The judgment of the Regional Court of Mannheim was appealed and the appeal is currently pending.

On the issue of enforcement, the Court decided to stay the execution of the injunction against Deutsche Telekom in return for a security deposit of € 5 million because it held that, pursuant to a summary review, it is probable that the judgment of the Regional Court of Mannheim will be overruled on appeal.

According to the Court, it has not yet been fully determined under which conditions the enforcement of a SEP constitutes an abuse of dominance within the meaning of Article 102 TFEU if a patent owner made FRAND commitments. It based its decision on the opinion of the Advocate General in case C-170/13 and referred to the obligation of the SEP holder to treat licensees equally. The Court held that the right of the patent holder to sue each of the infringers in the patent-violating chain has to be separated from the competition law assessment. According to the Court, the central question under competition law is whether the enforcement of an injunction by the patent owner constitutes the use of means which deviate from normal competition.

According to the Court, a SEP owner that has declared a FRAND commitment usually concludes license agreements with manufacturers. Unless the manufacturer is not willing or does not have the financial capacity to enter into a license agreement, there is no objective reason for the patent owner to turn only to the sales partner of the manufacturer. To enforce an injunction against the sales partner of the manufacturer instead of the manufacturer could distort competition as it may interfere in the client relationships of the manufacturer and increase the pressure on him to accept license terms which are more favourable to the patent holder.

The Court therefore found that, contrary to the ruling of the Regional Court, a possible abuse of dominance on the part of the patent holder cannot be ruled out merely because Deutsche Telekom is not willing to enter into a license agreement with the Claimant. It also has to be assessed whether the manufacturers of mobile phones are prepared to enter into such an agreement. Since the Regional Court had failed to assess the willingness of the manufacturers to obtain a license as well as examine the other conditions of Article 102 TFEU and the equivalent German legislation, the Court stayed the execution.

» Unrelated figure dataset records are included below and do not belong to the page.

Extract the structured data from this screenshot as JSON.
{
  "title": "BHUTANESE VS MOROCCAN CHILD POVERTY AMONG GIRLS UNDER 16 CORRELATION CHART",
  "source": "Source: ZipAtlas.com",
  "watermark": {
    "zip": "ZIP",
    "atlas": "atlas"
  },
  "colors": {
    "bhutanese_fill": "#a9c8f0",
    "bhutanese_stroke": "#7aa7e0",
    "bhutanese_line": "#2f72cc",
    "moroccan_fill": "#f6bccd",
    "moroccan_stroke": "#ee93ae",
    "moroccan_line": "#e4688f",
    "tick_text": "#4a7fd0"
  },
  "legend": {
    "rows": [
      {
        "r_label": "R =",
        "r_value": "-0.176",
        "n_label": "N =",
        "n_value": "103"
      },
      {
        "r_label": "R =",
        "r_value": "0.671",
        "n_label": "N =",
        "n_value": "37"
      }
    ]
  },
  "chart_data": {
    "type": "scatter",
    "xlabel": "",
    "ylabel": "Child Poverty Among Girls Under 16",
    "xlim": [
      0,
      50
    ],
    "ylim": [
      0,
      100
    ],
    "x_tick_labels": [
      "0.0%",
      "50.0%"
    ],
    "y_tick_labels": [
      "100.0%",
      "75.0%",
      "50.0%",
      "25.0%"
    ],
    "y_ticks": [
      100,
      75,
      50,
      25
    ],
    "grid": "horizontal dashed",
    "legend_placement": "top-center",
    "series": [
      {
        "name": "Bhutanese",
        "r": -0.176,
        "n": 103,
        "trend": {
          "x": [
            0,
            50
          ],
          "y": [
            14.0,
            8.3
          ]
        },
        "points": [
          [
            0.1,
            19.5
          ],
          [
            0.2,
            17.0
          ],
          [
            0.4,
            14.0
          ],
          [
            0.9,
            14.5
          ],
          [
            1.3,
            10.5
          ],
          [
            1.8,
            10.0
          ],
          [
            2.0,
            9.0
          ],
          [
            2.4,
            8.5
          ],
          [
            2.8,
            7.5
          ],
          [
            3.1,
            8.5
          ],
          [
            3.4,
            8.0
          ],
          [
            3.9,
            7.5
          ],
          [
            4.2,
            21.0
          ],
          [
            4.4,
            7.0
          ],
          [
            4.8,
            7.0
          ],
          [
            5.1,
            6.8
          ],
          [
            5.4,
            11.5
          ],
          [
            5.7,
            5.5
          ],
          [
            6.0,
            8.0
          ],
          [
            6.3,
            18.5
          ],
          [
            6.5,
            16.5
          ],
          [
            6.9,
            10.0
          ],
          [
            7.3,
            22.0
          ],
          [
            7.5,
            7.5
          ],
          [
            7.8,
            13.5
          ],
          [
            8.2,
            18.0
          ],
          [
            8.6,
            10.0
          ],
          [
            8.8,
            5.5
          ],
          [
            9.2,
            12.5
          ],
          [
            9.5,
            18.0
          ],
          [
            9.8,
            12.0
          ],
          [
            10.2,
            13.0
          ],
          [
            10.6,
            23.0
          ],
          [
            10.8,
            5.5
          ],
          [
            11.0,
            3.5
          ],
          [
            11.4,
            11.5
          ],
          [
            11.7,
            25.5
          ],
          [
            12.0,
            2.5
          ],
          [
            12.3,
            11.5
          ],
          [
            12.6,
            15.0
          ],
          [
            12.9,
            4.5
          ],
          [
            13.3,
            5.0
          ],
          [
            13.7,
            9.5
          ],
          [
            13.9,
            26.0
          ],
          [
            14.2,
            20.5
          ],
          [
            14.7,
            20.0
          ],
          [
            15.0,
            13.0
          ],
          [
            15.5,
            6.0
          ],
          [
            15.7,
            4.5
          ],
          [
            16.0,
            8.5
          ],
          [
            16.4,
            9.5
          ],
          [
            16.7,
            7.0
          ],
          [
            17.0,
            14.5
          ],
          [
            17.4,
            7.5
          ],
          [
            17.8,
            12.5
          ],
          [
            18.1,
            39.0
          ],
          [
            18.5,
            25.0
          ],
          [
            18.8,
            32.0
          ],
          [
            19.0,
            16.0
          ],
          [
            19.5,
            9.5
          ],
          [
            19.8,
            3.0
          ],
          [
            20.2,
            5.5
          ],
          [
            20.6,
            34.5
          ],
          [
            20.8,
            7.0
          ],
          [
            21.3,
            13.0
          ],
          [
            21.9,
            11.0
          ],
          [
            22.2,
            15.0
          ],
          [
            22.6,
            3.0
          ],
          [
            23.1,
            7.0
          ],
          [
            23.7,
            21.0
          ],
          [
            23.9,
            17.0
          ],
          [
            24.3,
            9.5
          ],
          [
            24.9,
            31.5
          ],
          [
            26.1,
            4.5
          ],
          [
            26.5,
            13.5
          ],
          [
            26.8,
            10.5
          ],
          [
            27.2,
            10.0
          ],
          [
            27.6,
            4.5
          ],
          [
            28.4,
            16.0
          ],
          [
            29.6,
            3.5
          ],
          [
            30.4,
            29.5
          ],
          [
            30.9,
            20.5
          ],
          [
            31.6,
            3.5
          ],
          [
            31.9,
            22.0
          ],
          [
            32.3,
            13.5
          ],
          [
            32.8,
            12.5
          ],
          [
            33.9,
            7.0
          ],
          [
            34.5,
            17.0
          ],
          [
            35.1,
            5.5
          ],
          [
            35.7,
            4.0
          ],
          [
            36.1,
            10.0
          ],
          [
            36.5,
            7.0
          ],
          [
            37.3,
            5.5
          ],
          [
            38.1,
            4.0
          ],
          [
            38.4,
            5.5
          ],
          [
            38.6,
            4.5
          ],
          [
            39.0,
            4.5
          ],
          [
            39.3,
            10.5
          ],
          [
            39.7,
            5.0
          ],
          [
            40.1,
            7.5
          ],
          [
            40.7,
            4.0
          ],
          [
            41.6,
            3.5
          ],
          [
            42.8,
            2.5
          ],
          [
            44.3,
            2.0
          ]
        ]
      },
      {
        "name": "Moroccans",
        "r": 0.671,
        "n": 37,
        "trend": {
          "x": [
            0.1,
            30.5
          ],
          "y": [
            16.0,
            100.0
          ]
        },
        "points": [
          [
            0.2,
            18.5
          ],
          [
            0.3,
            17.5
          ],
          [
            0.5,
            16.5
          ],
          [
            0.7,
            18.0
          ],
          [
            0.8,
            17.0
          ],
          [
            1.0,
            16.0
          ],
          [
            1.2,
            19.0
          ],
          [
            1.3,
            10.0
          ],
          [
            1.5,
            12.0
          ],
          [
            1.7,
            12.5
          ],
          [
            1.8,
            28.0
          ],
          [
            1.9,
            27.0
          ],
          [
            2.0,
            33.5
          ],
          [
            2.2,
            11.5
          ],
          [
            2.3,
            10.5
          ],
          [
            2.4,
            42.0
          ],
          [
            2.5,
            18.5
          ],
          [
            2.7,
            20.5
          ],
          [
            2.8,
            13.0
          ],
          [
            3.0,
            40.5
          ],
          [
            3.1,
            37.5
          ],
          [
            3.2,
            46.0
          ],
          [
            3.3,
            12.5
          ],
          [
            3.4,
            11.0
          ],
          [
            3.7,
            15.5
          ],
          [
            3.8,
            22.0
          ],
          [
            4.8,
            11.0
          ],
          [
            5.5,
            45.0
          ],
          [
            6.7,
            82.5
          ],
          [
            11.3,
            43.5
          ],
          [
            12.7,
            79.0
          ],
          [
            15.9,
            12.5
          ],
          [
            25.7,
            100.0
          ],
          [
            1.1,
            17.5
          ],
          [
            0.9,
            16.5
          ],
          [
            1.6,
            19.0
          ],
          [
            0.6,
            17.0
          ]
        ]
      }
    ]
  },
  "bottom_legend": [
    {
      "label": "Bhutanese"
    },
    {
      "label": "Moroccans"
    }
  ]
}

When weighing the interests of the parties concerned, the Court also considered that an enforcement of the injunction would result in Deutsche Telekom being liable for damages, although it could no longer offer its telecommunications services with the devices without a patent license whereas its competitors would be free to continue selling identical unlicensed devices. In contrast, the Court was of the opinion that the Claimant, which does not manufacture mobile phones itself, does not need the enforcement of the injunction to protect its market position. If, on appeal, the judgment of the Regional Court is confirmed then the Claimant may still ask for damages resulting from the continued supply of unlicensed mobile phones and is protected by the security deposit of € 5 million which the Defendant was ordered to pay.

The content of this article is intended to provide a general guide to the subject matter. Specialist advice should be sought about your specific circumstances.